Une orientation politique inquiétante
Avec le double non, les motions ne sont plus d’actualité. Néanmoins, le résultat extrêmement serré de ce vote donne matière à réflexion. Le droit à la vie familiale est non seulement ancré dans la législation internationale, mais aussi dans la Constitution fédérale. Il s’agit d’un droit fondamental dont bénéficient les membres de la société vis-à-vis de l’État et qui doit les protéger contre des interventions injustifiées de ce dernier. L’interdiction du regroupement familial n’est pas compatible non plus avec les droits de l’enfant. L’UNICEF a tiré la sonnette d’alarme dans des termes inhabituellement clairs contre les conséquences d’une telle interdiction.
Dans le discours politique, la tendance à durcir l’approche envers les personnes réfugiées, et surtout à l’encontre des personnes admises à titre provisoire, est clairement perceptible. Les demandes de certains politiciens pour un rapatriement immédiat des quelque 28 000 ressortissants syriens vivant en Suisse sont également révélatrices de cette tendance, alors que les conditions d’un retour en toute sécurité ne sont actuellement pas réunies. Ces développements dans la politique suisse sont extrêmement inquiétants et requièrent l’attention de tous ceux qui s’engagent en faveur des principes de l’État de droit. Il faut s’attendre à l’avenir également à des attaques contre les droits fondamentaux et les droits de l’homme garantis par la Constitution et par la communauté internationale.
Familles séparées
Ces motions posent problème à plus d’un titre. En accordant l’admission provisoire, les autorités suisses reconnaissent qu’un retour dans le pays d’origine n’est pas réalisable pour les personnes concernées, le plus souvent en raison de conflits armés de longue durée. Les personnes admises à titre provisoire séjournent donc légalement sur le territoire suisse.

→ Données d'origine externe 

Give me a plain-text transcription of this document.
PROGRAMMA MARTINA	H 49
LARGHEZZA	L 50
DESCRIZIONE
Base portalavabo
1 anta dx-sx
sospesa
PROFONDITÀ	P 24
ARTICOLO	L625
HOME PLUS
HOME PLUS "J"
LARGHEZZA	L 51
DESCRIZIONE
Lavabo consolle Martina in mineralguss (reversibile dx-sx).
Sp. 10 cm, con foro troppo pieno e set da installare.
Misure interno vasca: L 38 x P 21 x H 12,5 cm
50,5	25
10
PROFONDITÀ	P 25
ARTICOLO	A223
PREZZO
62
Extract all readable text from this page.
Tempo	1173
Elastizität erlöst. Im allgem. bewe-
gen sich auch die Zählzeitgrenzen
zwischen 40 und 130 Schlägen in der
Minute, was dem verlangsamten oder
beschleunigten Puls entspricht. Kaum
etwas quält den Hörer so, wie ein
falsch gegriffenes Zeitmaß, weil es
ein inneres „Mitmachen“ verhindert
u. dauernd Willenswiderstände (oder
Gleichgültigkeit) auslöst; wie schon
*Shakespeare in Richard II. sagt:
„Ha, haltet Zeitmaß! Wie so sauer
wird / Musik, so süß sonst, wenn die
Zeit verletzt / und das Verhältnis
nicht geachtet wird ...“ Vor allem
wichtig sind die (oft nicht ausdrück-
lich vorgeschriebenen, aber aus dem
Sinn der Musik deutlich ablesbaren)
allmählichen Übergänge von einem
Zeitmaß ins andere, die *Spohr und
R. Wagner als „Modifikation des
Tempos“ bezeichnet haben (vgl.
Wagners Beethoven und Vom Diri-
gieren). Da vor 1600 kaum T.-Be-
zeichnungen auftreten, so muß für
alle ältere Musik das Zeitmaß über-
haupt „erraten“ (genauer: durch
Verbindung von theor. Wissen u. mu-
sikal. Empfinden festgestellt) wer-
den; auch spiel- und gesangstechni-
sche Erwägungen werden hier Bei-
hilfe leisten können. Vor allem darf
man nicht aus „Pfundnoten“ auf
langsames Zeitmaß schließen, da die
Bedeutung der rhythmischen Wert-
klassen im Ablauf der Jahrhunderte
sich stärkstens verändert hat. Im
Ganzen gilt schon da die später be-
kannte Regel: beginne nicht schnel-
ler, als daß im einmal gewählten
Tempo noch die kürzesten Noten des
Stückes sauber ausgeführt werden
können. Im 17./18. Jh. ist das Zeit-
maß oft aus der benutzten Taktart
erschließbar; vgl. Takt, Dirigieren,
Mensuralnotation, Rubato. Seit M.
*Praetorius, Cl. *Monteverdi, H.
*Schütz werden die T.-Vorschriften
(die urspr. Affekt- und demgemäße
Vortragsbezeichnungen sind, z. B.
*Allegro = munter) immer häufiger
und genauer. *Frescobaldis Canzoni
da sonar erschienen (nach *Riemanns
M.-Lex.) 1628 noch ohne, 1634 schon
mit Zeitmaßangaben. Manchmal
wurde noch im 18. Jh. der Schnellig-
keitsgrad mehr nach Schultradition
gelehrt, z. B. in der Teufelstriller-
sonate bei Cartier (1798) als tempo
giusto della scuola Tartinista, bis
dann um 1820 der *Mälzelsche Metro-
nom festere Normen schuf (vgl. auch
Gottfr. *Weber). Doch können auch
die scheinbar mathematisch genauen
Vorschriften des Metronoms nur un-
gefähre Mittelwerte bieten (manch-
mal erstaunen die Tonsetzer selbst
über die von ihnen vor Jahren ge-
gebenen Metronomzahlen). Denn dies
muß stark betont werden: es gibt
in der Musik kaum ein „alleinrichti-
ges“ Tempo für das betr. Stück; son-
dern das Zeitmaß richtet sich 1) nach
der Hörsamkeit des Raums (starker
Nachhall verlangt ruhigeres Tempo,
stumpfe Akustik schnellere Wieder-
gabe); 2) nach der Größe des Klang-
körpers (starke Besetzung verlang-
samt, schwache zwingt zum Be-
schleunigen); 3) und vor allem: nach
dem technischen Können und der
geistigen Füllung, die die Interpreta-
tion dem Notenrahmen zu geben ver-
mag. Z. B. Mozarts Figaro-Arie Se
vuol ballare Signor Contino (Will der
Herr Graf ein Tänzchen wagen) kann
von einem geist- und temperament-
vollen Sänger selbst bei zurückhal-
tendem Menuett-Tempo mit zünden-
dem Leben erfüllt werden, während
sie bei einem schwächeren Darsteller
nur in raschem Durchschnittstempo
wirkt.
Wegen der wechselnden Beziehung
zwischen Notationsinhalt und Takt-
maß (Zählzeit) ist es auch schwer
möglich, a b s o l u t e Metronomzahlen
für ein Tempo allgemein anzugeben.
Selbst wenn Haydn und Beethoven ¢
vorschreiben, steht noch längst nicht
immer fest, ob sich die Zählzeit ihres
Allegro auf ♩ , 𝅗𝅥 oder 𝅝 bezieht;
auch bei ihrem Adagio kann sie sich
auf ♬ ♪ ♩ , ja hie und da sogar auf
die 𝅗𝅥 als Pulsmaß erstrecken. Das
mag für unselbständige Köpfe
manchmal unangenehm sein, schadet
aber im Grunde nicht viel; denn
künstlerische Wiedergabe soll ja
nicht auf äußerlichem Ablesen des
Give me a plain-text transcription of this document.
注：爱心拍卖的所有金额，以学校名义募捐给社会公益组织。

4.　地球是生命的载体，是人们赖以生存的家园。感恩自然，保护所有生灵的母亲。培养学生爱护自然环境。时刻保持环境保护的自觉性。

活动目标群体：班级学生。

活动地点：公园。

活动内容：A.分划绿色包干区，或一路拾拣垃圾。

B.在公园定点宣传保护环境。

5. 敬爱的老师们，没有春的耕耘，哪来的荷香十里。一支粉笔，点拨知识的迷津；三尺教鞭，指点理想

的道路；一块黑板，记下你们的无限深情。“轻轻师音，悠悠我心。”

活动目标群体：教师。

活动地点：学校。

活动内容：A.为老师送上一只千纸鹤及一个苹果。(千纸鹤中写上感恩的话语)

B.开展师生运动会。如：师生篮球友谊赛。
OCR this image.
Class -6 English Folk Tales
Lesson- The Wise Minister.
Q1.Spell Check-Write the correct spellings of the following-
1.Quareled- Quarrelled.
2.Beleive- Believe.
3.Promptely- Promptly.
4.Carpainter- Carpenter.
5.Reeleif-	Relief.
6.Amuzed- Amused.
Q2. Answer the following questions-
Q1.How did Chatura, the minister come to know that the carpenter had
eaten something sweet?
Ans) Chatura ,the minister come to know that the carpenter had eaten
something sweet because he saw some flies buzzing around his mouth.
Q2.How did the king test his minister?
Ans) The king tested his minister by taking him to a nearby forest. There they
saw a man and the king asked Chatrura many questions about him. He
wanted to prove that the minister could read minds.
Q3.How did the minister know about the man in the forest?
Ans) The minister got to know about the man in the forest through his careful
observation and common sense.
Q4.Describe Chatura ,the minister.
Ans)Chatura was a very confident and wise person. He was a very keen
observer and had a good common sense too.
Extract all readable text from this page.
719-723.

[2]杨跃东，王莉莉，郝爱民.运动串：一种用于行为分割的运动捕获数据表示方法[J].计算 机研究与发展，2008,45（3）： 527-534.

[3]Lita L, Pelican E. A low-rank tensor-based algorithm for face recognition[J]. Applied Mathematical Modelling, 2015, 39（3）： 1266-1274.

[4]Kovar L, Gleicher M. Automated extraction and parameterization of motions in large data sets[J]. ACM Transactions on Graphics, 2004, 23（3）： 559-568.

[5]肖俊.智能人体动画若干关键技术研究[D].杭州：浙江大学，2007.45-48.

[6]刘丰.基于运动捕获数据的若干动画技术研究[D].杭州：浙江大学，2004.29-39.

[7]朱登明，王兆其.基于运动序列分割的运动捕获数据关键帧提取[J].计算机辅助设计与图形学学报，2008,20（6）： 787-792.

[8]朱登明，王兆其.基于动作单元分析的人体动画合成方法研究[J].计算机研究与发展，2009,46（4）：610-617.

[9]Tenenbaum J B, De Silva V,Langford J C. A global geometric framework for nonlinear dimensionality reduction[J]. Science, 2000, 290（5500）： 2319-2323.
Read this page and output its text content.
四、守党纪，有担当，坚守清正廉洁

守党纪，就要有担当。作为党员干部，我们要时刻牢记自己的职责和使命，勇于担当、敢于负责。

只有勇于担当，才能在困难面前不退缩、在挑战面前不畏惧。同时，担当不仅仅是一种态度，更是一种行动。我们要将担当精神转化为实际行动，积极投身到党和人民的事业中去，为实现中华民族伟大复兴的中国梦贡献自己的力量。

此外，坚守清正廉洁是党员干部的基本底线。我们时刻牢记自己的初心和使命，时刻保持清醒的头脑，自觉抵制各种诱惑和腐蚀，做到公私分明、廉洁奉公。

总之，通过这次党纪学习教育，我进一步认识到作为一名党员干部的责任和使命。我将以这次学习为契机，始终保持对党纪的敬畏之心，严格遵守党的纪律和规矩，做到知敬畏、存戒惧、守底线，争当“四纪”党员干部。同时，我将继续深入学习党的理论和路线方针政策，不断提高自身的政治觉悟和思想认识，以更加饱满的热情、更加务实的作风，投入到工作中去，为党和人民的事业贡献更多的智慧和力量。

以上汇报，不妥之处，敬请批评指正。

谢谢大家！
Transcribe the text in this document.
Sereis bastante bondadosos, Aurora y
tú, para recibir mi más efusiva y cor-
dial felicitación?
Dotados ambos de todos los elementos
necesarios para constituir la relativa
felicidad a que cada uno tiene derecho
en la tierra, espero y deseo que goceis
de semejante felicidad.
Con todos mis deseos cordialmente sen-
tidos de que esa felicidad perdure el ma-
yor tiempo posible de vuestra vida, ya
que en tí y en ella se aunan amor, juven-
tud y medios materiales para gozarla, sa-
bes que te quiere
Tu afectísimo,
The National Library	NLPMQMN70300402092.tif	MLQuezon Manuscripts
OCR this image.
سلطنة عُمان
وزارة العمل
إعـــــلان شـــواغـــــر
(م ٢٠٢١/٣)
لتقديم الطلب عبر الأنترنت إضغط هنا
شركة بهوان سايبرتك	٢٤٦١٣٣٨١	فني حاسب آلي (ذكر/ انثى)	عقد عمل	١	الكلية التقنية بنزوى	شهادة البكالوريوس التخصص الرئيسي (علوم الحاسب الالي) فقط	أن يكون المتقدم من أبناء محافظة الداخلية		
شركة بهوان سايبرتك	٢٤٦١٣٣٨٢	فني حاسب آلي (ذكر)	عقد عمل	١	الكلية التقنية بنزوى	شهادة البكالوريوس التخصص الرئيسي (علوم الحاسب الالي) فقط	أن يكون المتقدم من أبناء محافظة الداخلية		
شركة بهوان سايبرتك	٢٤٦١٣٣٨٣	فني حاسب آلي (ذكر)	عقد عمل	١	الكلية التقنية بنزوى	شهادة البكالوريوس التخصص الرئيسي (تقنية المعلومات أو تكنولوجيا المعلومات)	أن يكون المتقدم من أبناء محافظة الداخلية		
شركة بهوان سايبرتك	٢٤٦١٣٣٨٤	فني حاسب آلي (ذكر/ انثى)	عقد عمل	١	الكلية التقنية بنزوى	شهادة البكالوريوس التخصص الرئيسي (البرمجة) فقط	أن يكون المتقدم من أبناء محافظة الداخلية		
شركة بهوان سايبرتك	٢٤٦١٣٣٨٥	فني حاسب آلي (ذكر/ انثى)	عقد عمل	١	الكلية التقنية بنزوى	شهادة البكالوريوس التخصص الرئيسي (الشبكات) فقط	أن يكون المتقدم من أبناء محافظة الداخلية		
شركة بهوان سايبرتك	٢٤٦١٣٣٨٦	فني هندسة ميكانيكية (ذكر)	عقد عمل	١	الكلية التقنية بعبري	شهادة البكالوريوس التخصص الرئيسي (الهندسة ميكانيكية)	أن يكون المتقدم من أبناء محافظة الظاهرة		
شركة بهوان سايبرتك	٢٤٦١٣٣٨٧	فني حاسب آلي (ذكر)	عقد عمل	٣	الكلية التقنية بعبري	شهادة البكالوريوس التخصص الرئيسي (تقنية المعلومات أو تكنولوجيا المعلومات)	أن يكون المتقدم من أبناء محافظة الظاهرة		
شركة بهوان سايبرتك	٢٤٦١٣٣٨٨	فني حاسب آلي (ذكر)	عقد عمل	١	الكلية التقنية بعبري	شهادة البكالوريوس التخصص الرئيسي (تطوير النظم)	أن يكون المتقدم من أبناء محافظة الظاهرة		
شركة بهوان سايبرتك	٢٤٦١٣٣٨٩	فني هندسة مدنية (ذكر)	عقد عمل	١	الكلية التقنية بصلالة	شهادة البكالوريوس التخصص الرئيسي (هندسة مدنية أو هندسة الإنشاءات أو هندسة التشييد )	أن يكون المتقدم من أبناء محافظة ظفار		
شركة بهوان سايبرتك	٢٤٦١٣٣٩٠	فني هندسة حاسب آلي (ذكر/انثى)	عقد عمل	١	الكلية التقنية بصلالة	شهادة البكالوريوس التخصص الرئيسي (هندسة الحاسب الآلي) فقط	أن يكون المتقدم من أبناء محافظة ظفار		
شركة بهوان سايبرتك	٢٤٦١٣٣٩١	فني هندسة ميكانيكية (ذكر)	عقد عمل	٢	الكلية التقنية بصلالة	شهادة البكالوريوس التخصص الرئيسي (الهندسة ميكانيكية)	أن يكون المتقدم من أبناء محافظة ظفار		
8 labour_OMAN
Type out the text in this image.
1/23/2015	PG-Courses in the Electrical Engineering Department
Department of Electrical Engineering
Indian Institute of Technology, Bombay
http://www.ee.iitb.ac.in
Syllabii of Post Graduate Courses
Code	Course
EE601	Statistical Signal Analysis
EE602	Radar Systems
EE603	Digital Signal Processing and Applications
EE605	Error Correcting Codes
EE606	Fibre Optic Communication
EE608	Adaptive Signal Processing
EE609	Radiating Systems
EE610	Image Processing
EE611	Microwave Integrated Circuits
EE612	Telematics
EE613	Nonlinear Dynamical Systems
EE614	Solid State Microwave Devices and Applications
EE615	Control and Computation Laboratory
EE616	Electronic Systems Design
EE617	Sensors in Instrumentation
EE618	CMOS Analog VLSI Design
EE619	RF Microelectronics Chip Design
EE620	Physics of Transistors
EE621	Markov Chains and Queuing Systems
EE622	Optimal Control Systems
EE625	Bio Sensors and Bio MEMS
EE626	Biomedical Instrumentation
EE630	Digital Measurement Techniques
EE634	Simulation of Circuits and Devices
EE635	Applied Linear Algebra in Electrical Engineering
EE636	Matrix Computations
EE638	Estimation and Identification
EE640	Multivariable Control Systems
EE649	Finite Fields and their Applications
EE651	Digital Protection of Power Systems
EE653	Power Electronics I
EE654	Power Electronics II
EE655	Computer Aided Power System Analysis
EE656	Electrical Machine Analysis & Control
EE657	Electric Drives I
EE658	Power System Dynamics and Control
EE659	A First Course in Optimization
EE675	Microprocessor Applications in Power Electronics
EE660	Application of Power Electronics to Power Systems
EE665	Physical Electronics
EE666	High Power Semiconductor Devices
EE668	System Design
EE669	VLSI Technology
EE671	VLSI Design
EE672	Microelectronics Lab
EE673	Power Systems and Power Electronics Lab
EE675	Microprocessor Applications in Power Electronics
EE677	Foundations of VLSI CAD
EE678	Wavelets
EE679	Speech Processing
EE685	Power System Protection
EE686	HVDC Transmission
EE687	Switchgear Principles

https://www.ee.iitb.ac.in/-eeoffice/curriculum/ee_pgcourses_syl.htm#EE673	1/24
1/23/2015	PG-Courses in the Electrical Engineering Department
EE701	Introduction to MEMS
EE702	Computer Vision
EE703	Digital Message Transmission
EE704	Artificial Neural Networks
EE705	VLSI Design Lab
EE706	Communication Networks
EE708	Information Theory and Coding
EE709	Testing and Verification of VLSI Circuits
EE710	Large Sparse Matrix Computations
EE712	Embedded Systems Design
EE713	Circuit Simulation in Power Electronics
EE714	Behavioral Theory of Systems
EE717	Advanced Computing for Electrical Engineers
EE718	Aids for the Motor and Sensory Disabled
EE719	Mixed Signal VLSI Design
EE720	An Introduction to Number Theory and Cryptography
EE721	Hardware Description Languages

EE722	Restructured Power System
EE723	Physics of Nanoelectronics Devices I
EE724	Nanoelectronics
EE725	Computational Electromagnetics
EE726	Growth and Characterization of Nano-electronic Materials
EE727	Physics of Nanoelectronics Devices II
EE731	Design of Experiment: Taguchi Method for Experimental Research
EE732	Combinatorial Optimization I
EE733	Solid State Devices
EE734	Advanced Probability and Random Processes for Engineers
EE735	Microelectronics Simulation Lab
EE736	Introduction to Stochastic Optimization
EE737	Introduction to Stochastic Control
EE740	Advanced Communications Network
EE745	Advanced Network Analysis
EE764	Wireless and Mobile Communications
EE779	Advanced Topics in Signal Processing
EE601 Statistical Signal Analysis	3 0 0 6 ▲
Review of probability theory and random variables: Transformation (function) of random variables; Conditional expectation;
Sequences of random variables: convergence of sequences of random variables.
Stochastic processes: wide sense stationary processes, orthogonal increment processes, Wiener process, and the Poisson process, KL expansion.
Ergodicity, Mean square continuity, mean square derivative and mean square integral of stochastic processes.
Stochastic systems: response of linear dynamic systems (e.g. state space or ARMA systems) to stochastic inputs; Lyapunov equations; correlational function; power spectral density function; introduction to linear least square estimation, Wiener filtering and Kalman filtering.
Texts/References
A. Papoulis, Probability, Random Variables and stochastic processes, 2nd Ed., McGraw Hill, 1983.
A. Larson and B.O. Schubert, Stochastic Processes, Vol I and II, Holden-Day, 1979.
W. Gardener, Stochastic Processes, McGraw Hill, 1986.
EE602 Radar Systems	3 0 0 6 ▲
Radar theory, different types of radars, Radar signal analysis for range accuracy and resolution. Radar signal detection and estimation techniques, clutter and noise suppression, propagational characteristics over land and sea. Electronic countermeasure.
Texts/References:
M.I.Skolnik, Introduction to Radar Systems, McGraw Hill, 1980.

Comme un faible pourcentage de ces personnes pourra un jour rentrer, la majorité d’entre elles reste en Suisse sur le long terme. Un retour dans le pays d’origine n’est pas une option pour eux en raison de son irréalisabilité. En interdisant le regroupement familial, de nombreuses familles se retrouveraient durablement séparées de leurs proches. Selon une étude de cas de la Croix-Rouge suisse (CRS), une telle séparation entraîne un stress psychologique considérable. Celles-ci peuvent entraîner des coûts sociaux élevés à long terme. En effet, lorsque la charge psychique affecte la santé au point de nécessiter un traitement et, le cas échéant, de rendre impossible la reprise d’une activité professionnelle.
Des conditions déjà extrêmement strictes
Les personnes admises à titre provisoire sont déjà soumises à des conditions extrêmement strictes pour le regroupement familial. Elles doivent notamment attendre deux ans avant de pouvoir déposer une demande. Ce n’est que récemment que ce délai a été réduit de trois à deux ans. La Cour européenne des droits de l’homme (CEDH) a estimé qu’un délai d’attente de trois ans n’était pas compatible avec le droit à la vie familiale.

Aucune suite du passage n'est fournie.